Unfortunately I think their change management processes are either broken or not even being used. When I first started my previous job, a planned release would go something like this:
1. Tell some people changes are happening. Most of the time a vague message that doesn’t make it to all the stakeholders that need to know.
2. Shut down the services to the application on the servers.
3. Get a call or two from the IT operations center telling us that we have services down on our servers. They were not include in the vague email.
4. Start running scripts, file copies, blah blah blah.
5. Five things break during deployment. Spend two hours trying to find the cause.
6. Find out the cause was either:
A. There was a change on a downstream process that we were never told about, and when we applied our change, it broke.
B. Missing or incomplete steps in the migration plan
C. Someone forgot to label their code, or provided an old copy of a file to be migrated
D. Wasn’t even tested in the stage environment before deploying. Turns out it didn’t work there either when we did deploy to stage.
E. It was labeled to be migrated, but wasn’t actually ready to be migrated.
F. There was never any testing done and no one bothered to check to make sure it worked in stage, before moving it to prod.
7. Apply “fixes” two hours later or try to roll back, assuming they had an actual roll back plan to begin with.
If this sounds like it total cluster, you would be correct. If you think that was a small or mid size company, you would be incorrect. It was a multi billion dollar company who has interests all over the world. It is a Fortune 100 company with over 33k employees that grossed $36 billion last year. Wyndham (a Fortune 500) only grossed $4.6 billion. So my old employer who grossed 9 times what Wyndham pulled in, some how managed to limp along with the “Wild West” style change management. So it doesn’t surprise me that a smaller company, with fewer resources would struggle.

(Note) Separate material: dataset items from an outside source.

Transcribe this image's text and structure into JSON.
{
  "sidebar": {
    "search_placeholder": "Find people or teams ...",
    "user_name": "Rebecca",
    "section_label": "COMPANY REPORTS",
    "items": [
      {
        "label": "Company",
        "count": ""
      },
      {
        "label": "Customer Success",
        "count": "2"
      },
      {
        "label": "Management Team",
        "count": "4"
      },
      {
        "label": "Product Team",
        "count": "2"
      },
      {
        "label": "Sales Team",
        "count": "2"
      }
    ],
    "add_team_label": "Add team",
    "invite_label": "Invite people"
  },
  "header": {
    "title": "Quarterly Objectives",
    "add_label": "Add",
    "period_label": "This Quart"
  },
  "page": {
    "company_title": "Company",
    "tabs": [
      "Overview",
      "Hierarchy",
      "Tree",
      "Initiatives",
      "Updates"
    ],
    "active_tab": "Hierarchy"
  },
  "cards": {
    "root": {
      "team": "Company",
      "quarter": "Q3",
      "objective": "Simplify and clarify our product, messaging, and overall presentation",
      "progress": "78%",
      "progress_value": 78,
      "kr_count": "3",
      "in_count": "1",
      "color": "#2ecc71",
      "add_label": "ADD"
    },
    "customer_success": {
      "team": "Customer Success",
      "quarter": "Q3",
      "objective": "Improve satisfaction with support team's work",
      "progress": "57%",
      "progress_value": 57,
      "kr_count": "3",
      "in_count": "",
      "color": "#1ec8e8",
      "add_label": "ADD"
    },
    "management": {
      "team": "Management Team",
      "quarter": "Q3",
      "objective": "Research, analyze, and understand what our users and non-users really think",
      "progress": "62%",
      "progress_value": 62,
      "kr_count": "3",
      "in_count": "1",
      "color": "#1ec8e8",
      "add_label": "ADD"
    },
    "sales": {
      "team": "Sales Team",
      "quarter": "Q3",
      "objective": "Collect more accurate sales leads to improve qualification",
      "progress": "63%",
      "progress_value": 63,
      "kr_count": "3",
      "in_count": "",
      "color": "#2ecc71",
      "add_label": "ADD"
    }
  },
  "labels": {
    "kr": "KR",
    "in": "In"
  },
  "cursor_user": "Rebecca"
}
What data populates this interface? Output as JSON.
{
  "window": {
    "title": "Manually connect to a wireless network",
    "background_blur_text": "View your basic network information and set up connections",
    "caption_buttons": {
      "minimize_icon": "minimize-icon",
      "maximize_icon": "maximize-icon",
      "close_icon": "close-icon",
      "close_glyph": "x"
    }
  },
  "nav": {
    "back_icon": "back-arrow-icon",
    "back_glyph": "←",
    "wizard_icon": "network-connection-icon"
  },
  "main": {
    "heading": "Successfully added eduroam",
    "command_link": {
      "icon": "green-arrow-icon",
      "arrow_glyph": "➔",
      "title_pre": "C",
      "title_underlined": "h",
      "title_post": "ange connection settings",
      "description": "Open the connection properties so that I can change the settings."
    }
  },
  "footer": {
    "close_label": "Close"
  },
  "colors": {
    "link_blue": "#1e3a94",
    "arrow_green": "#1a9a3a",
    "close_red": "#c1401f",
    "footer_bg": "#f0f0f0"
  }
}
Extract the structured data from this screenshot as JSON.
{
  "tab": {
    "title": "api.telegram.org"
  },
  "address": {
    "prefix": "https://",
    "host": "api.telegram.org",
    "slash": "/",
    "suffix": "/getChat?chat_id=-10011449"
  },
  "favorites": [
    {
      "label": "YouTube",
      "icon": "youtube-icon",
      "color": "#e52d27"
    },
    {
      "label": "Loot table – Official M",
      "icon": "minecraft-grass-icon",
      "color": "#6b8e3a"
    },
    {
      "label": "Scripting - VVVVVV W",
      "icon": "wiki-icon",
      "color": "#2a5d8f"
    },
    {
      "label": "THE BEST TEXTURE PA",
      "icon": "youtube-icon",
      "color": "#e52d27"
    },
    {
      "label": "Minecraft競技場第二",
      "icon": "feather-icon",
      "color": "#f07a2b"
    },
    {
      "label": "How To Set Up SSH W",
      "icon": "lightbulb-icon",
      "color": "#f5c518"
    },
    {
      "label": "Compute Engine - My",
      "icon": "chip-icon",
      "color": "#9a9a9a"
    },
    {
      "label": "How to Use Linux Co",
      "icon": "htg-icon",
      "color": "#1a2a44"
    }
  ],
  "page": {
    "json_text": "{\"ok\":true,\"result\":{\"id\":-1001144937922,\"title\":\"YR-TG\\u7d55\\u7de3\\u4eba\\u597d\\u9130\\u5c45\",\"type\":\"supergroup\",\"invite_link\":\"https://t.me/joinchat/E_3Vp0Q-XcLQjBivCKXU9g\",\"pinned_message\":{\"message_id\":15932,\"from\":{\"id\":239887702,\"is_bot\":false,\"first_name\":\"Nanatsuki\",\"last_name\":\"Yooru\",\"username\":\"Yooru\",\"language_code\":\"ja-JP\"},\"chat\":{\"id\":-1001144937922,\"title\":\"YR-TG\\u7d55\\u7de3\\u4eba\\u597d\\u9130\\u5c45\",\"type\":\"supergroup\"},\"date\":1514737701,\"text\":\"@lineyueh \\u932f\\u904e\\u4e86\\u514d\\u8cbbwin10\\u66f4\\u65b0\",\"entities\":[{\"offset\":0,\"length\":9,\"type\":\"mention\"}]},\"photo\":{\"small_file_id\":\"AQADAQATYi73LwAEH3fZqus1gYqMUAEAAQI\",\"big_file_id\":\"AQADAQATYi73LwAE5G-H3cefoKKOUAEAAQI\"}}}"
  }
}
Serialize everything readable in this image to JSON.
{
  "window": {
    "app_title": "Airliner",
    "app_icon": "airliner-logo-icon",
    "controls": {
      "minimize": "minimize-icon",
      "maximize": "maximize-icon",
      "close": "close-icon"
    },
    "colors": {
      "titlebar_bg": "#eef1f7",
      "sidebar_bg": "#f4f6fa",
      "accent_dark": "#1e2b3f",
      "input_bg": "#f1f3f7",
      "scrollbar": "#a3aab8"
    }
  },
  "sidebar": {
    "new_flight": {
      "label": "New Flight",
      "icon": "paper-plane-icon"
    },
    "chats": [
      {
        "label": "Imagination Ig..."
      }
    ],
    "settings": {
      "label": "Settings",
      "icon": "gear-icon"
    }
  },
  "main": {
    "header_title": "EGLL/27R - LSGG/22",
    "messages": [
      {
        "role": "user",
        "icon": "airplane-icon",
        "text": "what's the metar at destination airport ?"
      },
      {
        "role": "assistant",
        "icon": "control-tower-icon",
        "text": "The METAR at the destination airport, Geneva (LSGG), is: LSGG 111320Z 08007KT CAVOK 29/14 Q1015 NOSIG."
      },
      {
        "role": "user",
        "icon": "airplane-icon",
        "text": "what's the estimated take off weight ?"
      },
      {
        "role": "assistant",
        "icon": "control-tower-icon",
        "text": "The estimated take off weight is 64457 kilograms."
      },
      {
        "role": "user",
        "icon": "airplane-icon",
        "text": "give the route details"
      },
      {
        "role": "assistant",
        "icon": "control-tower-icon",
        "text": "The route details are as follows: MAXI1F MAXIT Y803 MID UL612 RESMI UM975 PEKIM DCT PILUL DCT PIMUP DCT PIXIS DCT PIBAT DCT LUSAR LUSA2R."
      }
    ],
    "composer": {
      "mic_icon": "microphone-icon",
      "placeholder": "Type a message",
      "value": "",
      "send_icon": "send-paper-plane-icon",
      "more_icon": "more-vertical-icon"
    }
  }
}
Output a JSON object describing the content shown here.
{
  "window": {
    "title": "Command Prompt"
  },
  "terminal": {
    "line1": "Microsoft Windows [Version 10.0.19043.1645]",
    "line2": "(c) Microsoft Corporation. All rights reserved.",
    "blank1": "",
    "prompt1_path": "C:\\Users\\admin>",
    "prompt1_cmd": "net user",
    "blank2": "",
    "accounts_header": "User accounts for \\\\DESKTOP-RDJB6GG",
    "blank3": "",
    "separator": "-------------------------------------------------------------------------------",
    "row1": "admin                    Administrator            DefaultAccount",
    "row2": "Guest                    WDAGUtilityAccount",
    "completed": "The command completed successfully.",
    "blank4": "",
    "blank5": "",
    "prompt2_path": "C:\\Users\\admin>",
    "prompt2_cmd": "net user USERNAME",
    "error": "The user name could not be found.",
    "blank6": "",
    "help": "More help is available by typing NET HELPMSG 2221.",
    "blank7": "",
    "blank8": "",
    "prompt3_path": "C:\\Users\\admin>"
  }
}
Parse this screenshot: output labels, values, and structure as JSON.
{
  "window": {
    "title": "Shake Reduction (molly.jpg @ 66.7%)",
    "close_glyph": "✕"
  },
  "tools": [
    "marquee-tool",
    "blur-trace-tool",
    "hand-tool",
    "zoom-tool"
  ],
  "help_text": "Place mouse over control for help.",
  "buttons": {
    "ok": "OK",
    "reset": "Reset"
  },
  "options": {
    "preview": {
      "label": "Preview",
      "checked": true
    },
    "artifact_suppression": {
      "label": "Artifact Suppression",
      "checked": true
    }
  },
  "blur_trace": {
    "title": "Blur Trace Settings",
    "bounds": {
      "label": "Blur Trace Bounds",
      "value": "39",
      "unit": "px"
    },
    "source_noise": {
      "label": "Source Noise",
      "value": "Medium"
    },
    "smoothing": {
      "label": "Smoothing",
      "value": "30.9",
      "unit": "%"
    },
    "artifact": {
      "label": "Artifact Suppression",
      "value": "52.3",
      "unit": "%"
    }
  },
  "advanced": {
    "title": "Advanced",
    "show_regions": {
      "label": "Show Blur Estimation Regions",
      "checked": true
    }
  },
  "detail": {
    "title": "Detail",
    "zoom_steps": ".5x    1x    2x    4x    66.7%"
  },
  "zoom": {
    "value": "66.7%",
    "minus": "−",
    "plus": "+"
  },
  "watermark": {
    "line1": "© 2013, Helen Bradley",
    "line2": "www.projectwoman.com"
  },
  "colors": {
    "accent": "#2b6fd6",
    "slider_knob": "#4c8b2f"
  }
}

They need to hire some change management experts and get better processes in there. I wasn’t a change management expert, but with the help of the change management team, I was able to get some change processes in place that reduced the risks of failure greatly and we had a lot less down time. We saved money and our sanity when things were not breaking at 3 in morning. I wasn’t going to go to the owner meeting in Austin, but recently I’ve started changing my mind. I might bring this up if I go.